EKBIS.CO, JAKARTA -- Otoritas Jasa Keuangan (OJK) memutuskan untuk menetapkan batas modal inti minimum bank sebesar Rp 3 triliun mulai tahun 2020 mendatang. Lembaga riset Institute for Development of Economics and Finance (Indef) menilai, kebijakan tersebut dapat membantu penguatan konsolidasi bank di tengah tantangan bisnis perbankan yang kiat ketat.
Ekonom Senior Indef, Aviliani mengatakan, sebetulnya, regulator telah meminta berkonsolidasi antar bank sejak tahun 2004 karena saat itu banyak yang bermasalah. Namun, hal itu tidak terjadi, sementara permintaan untuk melakukan merger atau penggabungan maupun akuisis bank besar terhadap bank kecil juga tidak terlaksana.
Oleh sebab itu, Aviliani menilai, kebijakan baru OJK yang menetapkan kebijakan yang memaksa perbankan untuk menambah modal intinya menjadi Rp 3 triliun. Hal itu, bisa dicapai dengan cara merger bank, akuisisi, atau jika tak ingin maka bank harus turun kelas menjadi Bank Perkreditan Rakyat.
"Ini bagusnya, konsolidasi ini akan menjadi penguatan permodalan. Memang, tidak serta merta langsung profit, tapi tetap dia harus berusaha," kata Aviliani dalam sebuah diskusi di Jakarta, Rabu (22/1).
Ia menuturkan, berdasarkan data, sebanyak 16 bank di Indonesia saat ini masih memiliki modal inti di bawah Rp 1 triliun. Karena itu, bank yang bersangkutan harus menentukan sikap dengan cepat. Sebab, batasan modal inti minimum bank menjadi Rp 3 triliun akan diterapkan bertahap mulai tahun ini. Tahun 2020 minimal Rp 1 triliun, 2021 minimal Rp 2 triliun, dan 2022 menjadi Rp 3 triliun.

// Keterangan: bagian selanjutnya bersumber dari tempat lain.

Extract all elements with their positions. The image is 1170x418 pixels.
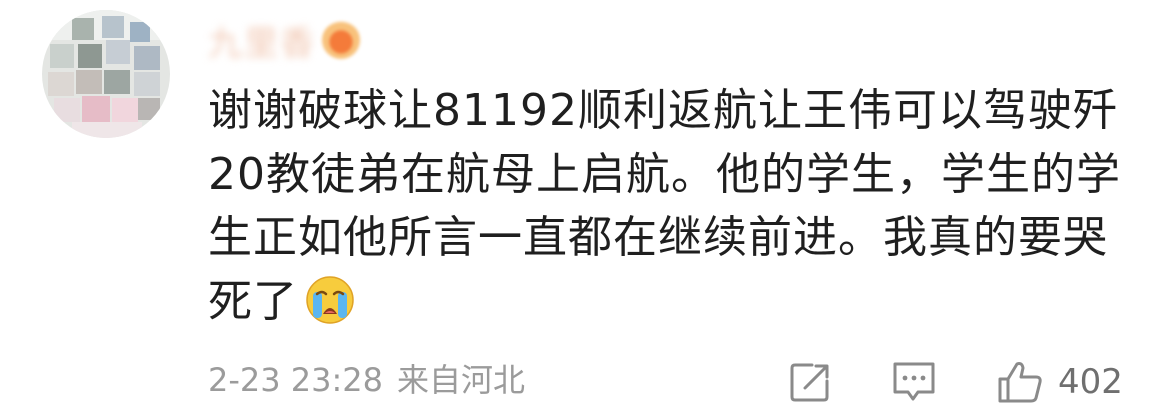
share-edit-icon (790, 363, 829, 402)
timestamp: 2-23 23:28 (208, 361, 384, 399)
comment-text: 谢谢破球让81192顺利返航让王伟可以驾驶歼20教徒弟在航母上启航。他的学生，学… (208, 79, 1138, 333)
comment-button[interactable] (890, 360, 938, 404)
avatar[interactable] (42, 10, 170, 138)
location: 来自河北 (397, 361, 526, 399)
comment-icon (893, 362, 935, 401)
crying-face-icon (306, 275, 354, 324)
username-text[interactable]: 九里香 (208, 16, 316, 65)
thumbs-up-icon (998, 362, 1042, 403)
share-button[interactable] (788, 360, 832, 404)
user-badge-icon (322, 21, 360, 59)
username[interactable]: 九里香 (208, 20, 360, 64)
like-button[interactable]: 402 (996, 360, 1123, 404)
comment-meta: 2-23 23:28 来自河北 (208, 360, 525, 400)
like-count: 402 (1058, 362, 1123, 402)
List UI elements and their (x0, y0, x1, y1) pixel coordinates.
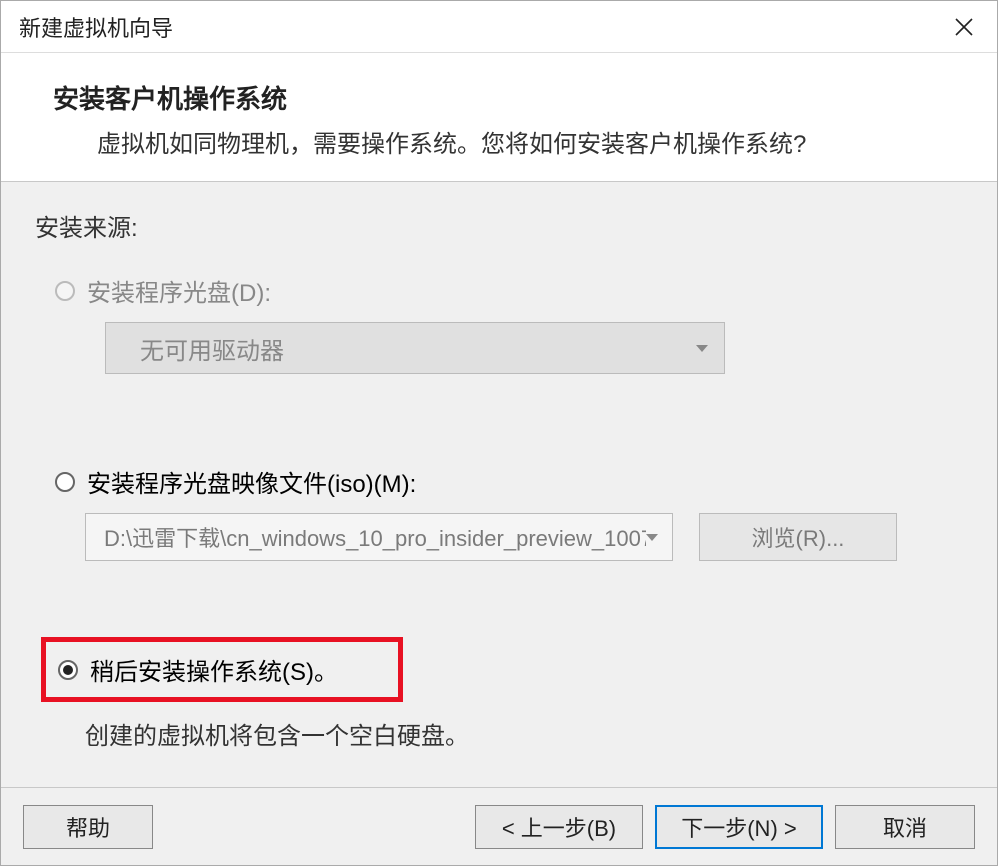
iso-path-value: D:\迅雷下载\cn_windows_10_pro_insider_previe… (104, 521, 646, 553)
cancel-button[interactable]: 取消 (835, 805, 975, 849)
chevron-down-icon (646, 534, 658, 541)
help-button[interactable]: 帮助 (23, 805, 153, 849)
cancel-button-label: 取消 (883, 811, 927, 843)
radio-installer-disc (55, 281, 75, 301)
option-installer-disc: 安装程序光盘(D): (35, 273, 963, 308)
option-install-later-highlight: 稍后安装操作系统(S)。 (41, 637, 403, 702)
browse-button: 浏览(R)... (699, 513, 897, 561)
titlebar: 新建虚拟机向导 (1, 1, 997, 53)
option-install-later-label: 稍后安装操作系统(S)。 (90, 652, 338, 687)
browse-button-label: 浏览(R)... (752, 521, 845, 553)
iso-row: D:\迅雷下载\cn_windows_10_pro_insider_previe… (85, 513, 963, 561)
option-install-later[interactable]: 稍后安装操作系统(S)。 (58, 652, 338, 687)
page-subtitle: 虚拟机如同物理机，需要操作系统。您将如何安装客户机操作系统? (53, 124, 957, 159)
install-later-hint: 创建的虚拟机将包含一个空白硬盘。 (85, 716, 963, 751)
wizard-footer: 帮助 < 上一步(B) 下一步(N) > 取消 (1, 787, 997, 865)
radio-iso-file[interactable] (55, 472, 75, 492)
back-button[interactable]: < 上一步(B) (475, 805, 643, 849)
radio-install-later[interactable] (58, 660, 78, 680)
chevron-down-icon (696, 345, 708, 352)
drive-dropdown: 无可用驱动器 (105, 322, 725, 374)
back-button-label: < 上一步(B) (502, 811, 616, 843)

Selain itu, juga terdapat 29 bank yang memiliki aset di antara Rp 1 triliun sampai Rp 3 triliun. "Jadi mau tidak mau bank harus memenuhi itu, menurut saya ini bukan hanya untuk memperkuat sistem perbankan, tapi merupakan penguatan jantung ekonomi negara," kata dia.
Apalagi, lanjut Aviliani, bisnis perbankan saat ini harus diakui mulai tergerus. Ke depan, ia menyatakan bank tidak bisa sekadar mengandalkan bisnis penyaluran kredit. Perbankan ke depan perlu mempekuat pendapatan dari sektor fee based income atau pendapatan nonbunga dari jasa transaksi nasabah.
Hanya saja, pasar fee based income perbankan juga makin ketat setelah kehadiran perusahaan teknologi finansial jasa pembayaran yang semakin masif digunakan masyarakat dalam bertransaksi. "Ke depan, bank harus mencadi fee based income yang baru, karena kalau tidak cost akan makin berat. Itulah kenapa OJK mengingatkan kalau bank tidak kuat, maka tidak akan bisa survive," ujarnya.